General Clark's supporters see the role of running mate in a different light. "With Iraq center stage, and likely to stay there through November, it is imperative that Kerry make Clark his running mate." "[Kerry] needs an attack dog with credibility, gravitas, and most importantly, one who can ensure the American people that we will be safe with John Kerry as president."

Bloggers post any and every article that mentions their candidate's name and "running mate" on the same page. And in an attempt to create some buzz, some are conspiring to run up their choice in online VP polls – including the one on CBSNews.com. One Clarkie wrote, "Let's not remind anyone on the non-pure Clark sites about [CNN.com's] Veepstakes," after she encouraged multiple voting.

The ex-candidates' bloggers are also trying to plug their pick (and point out the flaws of the competition) over on the Kerry blog. But when the posts turn negative, the Kerry crowd is quick to scold. "We're not all gonna agree on everything. The only thing we all DO agree on, is that we've gotta work to remove the national disgrace that is George Bush. End rant," one warned. Another diplomatic blogger tried to soothe the rift, writing, "This is bigger than me, than an individual, or even Kerry and whomever he picks. This is about our country's future and standing in the world."

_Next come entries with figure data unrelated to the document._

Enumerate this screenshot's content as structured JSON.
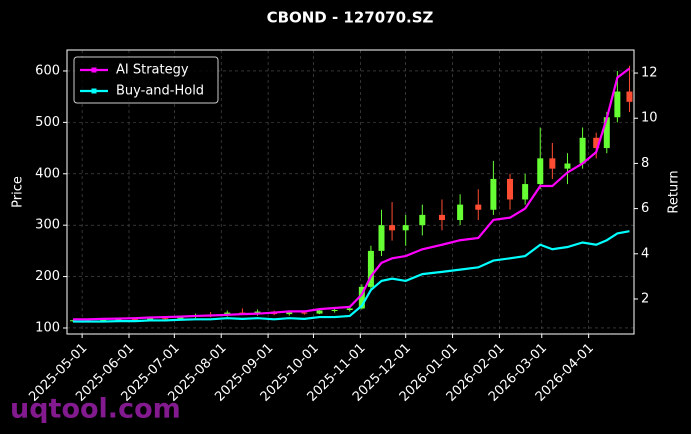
{
  "chart_data": {
    "type": "candlestick",
    "title": "CBOND - 127070.SZ",
    "ylabel": "Price",
    "y2label": "Return",
    "watermark": "uqtool.com",
    "x": [
      "2025-04-25",
      "2025-05-05",
      "2025-05-15",
      "2025-05-25",
      "2025-06-05",
      "2025-06-15",
      "2025-06-25",
      "2025-07-05",
      "2025-07-15",
      "2025-07-25",
      "2025-08-05",
      "2025-08-15",
      "2025-08-25",
      "2025-09-05",
      "2025-09-15",
      "2025-09-25",
      "2025-10-05",
      "2025-10-15",
      "2025-10-25",
      "2025-11-02",
      "2025-11-08",
      "2025-11-15",
      "2025-11-22",
      "2025-12-01",
      "2025-12-12",
      "2025-12-25",
      "2026-01-06",
      "2026-01-18",
      "2026-01-28",
      "2026-02-08",
      "2026-02-18",
      "2026-02-28",
      "2026-03-08",
      "2026-03-18",
      "2026-03-28",
      "2026-04-06",
      "2026-04-13",
      "2026-04-20",
      "2026-04-28"
    ],
    "open": [
      114,
      115,
      114,
      116,
      117,
      116,
      119,
      118,
      122,
      125,
      124,
      130,
      128,
      132,
      127,
      130,
      128,
      134,
      135,
      138,
      180,
      250,
      300,
      290,
      300,
      320,
      310,
      340,
      330,
      390,
      350,
      380,
      430,
      410,
      420,
      470,
      450,
      510,
      560
    ],
    "high": [
      116,
      117,
      117,
      118,
      119,
      120,
      121,
      124,
      128,
      131,
      134,
      138,
      136,
      134,
      133,
      134,
      136,
      140,
      142,
      185,
      260,
      330,
      345,
      320,
      340,
      350,
      360,
      370,
      425,
      400,
      400,
      490,
      460,
      440,
      490,
      480,
      520,
      600,
      610
    ],
    "low": [
      112,
      113,
      112,
      114,
      115,
      115,
      116,
      116,
      119,
      121,
      122,
      126,
      124,
      125,
      124,
      126,
      127,
      130,
      132,
      136,
      175,
      240,
      270,
      260,
      280,
      290,
      300,
      310,
      320,
      330,
      340,
      370,
      390,
      380,
      410,
      430,
      440,
      500,
      520
    ],
    "close": [
      115,
      114,
      116,
      117,
      116,
      119,
      118,
      122,
      125,
      124,
      130,
      128,
      132,
      127,
      130,
      128,
      134,
      135,
      138,
      180,
      250,
      300,
      290,
      300,
      320,
      310,
      340,
      330,
      390,
      350,
      380,
      430,
      410,
      420,
      470,
      450,
      510,
      560,
      540
    ],
    "up_color": "#66ff33",
    "down_color": "#ff4d33",
    "series": [
      {
        "name": "AI Strategy",
        "color": "#ff00ff",
        "axis": "y2",
        "values": [
          1.1,
          1.1,
          1.12,
          1.13,
          1.15,
          1.18,
          1.2,
          1.22,
          1.25,
          1.27,
          1.3,
          1.33,
          1.35,
          1.4,
          1.45,
          1.45,
          1.55,
          1.6,
          1.65,
          2.2,
          3.0,
          3.6,
          3.8,
          3.9,
          4.2,
          4.4,
          4.6,
          4.7,
          5.5,
          5.6,
          6.0,
          7.0,
          7.0,
          7.6,
          8.0,
          8.5,
          10.0,
          11.8,
          12.2
        ]
      },
      {
        "name": "Buy-and-Hold",
        "color": "#00ffff",
        "axis": "y2",
        "values": [
          1.0,
          1.0,
          1.0,
          1.02,
          1.02,
          1.05,
          1.05,
          1.08,
          1.1,
          1.1,
          1.15,
          1.12,
          1.15,
          1.1,
          1.15,
          1.12,
          1.2,
          1.2,
          1.25,
          1.7,
          2.4,
          2.8,
          2.9,
          2.8,
          3.1,
          3.2,
          3.3,
          3.4,
          3.7,
          3.8,
          3.9,
          4.4,
          4.2,
          4.3,
          4.5,
          4.4,
          4.6,
          4.9,
          5.0
        ]
      }
    ],
    "xlim": [
      "2025-04-21",
      "2026-05-01"
    ],
    "xticks": [
      "2025-05-01",
      "2025-06-01",
      "2025-07-01",
      "2025-08-01",
      "2025-09-01",
      "2025-10-01",
      "2025-11-01",
      "2025-12-01",
      "2026-01-01",
      "2026-02-01",
      "2026-03-01",
      "2026-04-01"
    ],
    "ylim": [
      88.3,
      640.8
    ],
    "yticks": [
      100,
      200,
      300,
      400,
      500,
      600
    ],
    "y2lim": [
      0.45,
      13.02
    ],
    "y2ticks": [
      2,
      4,
      6,
      8,
      10,
      12
    ],
    "grid": true,
    "legend": "upper left"
  }
}
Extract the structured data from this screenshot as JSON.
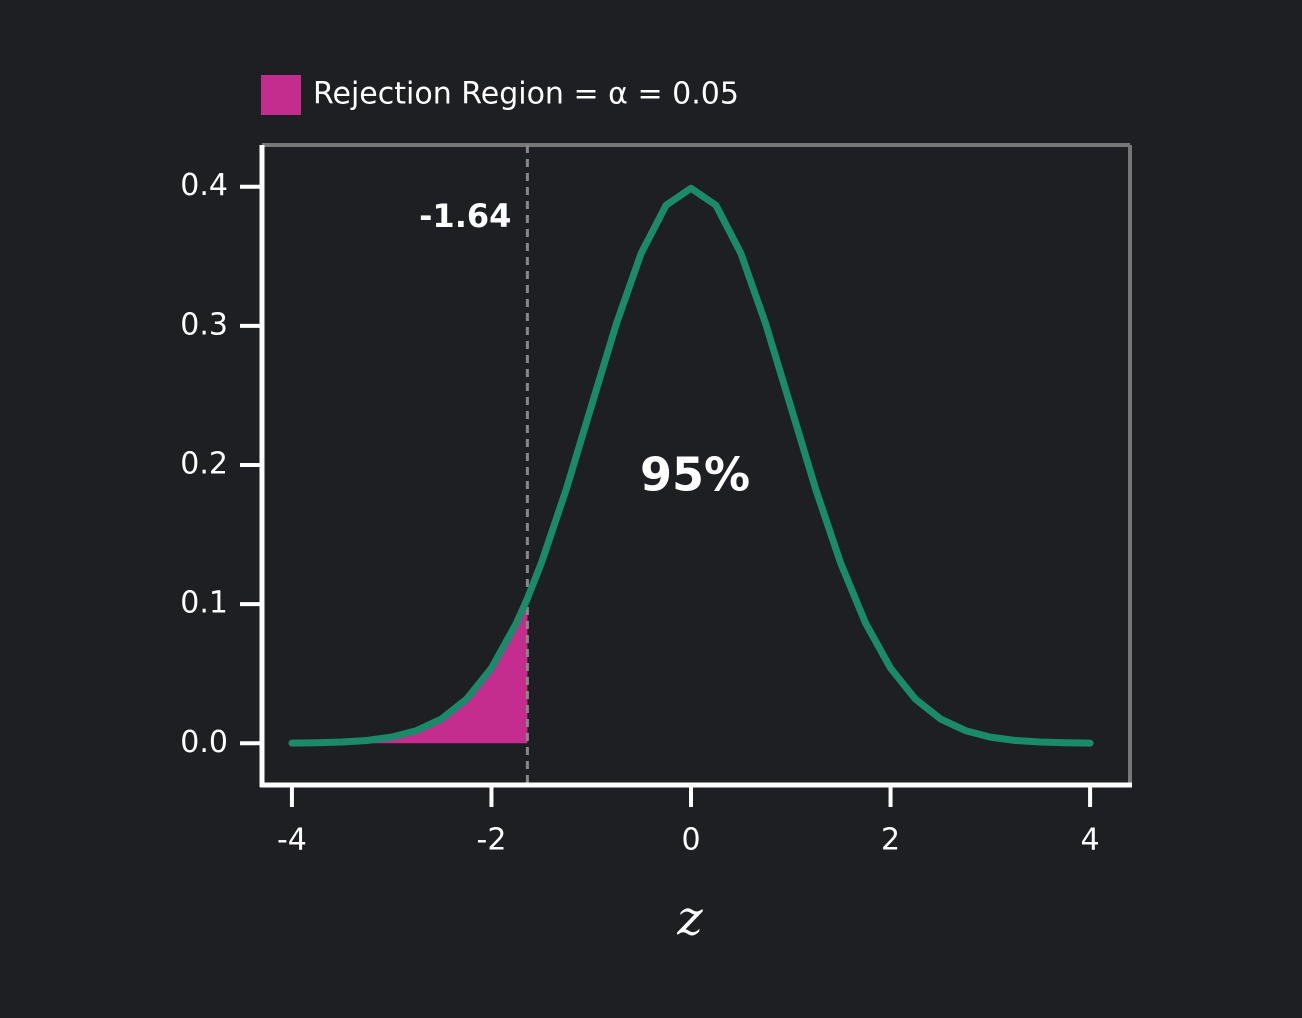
{
  "chart_data": {
    "type": "line",
    "x": [
      -4,
      -3.75,
      -3.5,
      -3.25,
      -3,
      -2.75,
      -2.5,
      -2.25,
      -2,
      -1.75,
      -1.64,
      -1.5,
      -1.25,
      -1,
      -0.75,
      -0.5,
      -0.25,
      0,
      0.25,
      0.5,
      0.75,
      1,
      1.25,
      1.5,
      1.75,
      2,
      2.25,
      2.5,
      2.75,
      3,
      3.25,
      3.5,
      3.75,
      4
    ],
    "values": [
      0.0001,
      0.0004,
      0.0009,
      0.002,
      0.0044,
      0.0091,
      0.0175,
      0.0317,
      0.054,
      0.0863,
      0.104,
      0.1295,
      0.1826,
      0.242,
      0.3011,
      0.3521,
      0.3867,
      0.3989,
      0.3867,
      0.3521,
      0.3011,
      0.242,
      0.1826,
      0.1295,
      0.0863,
      0.054,
      0.0317,
      0.0175,
      0.0091,
      0.0044,
      0.002,
      0.0009,
      0.0004,
      0.0001
    ],
    "color": "#1a8a6a",
    "critical_value": -1.64,
    "legend": {
      "label": "Rejection Region = α = 0.05",
      "color": "#c42d8e"
    },
    "center_label": "95%",
    "x_label": "z",
    "xlim": [
      -4.3,
      4.4
    ],
    "ylim": [
      -0.03,
      0.43
    ],
    "xticks": [
      -4,
      -2,
      0,
      2,
      4
    ],
    "yticks": [
      {
        "value": 0,
        "label": "0.0"
      },
      0.1,
      0.2,
      0.3,
      0.4
    ]
  }
}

The Kerry campaign says it does monitor its own blog to "diagnose trends," but insiders say it's unlikely that the VP chatter registers on the campaign's radar. Lehane, who was involved in running mate discussions for Al Gore's campaign in 2000, says this flurry of activity is "a factor, but a very minor factor" in the decision-making process.

Still, many argue it behooves the Kerry campaign to reach across the Internet divide to rally the troops and tap the potential from their former rivals' bloggers. "They need those people. They need them not to stay home, and they should be making contact with those blogs; engage them, and get them to work for them," said Cornfield.

Kerry may be able to rely on his core Democratic base in November, but he should put them to use in the meantime. "My Dean sign is still in my front yard," wrote one recovering Deaniac. "I guess I need to just grow up and get on with it, but I'm still just checked out—I'm looking for a way to get fired up again."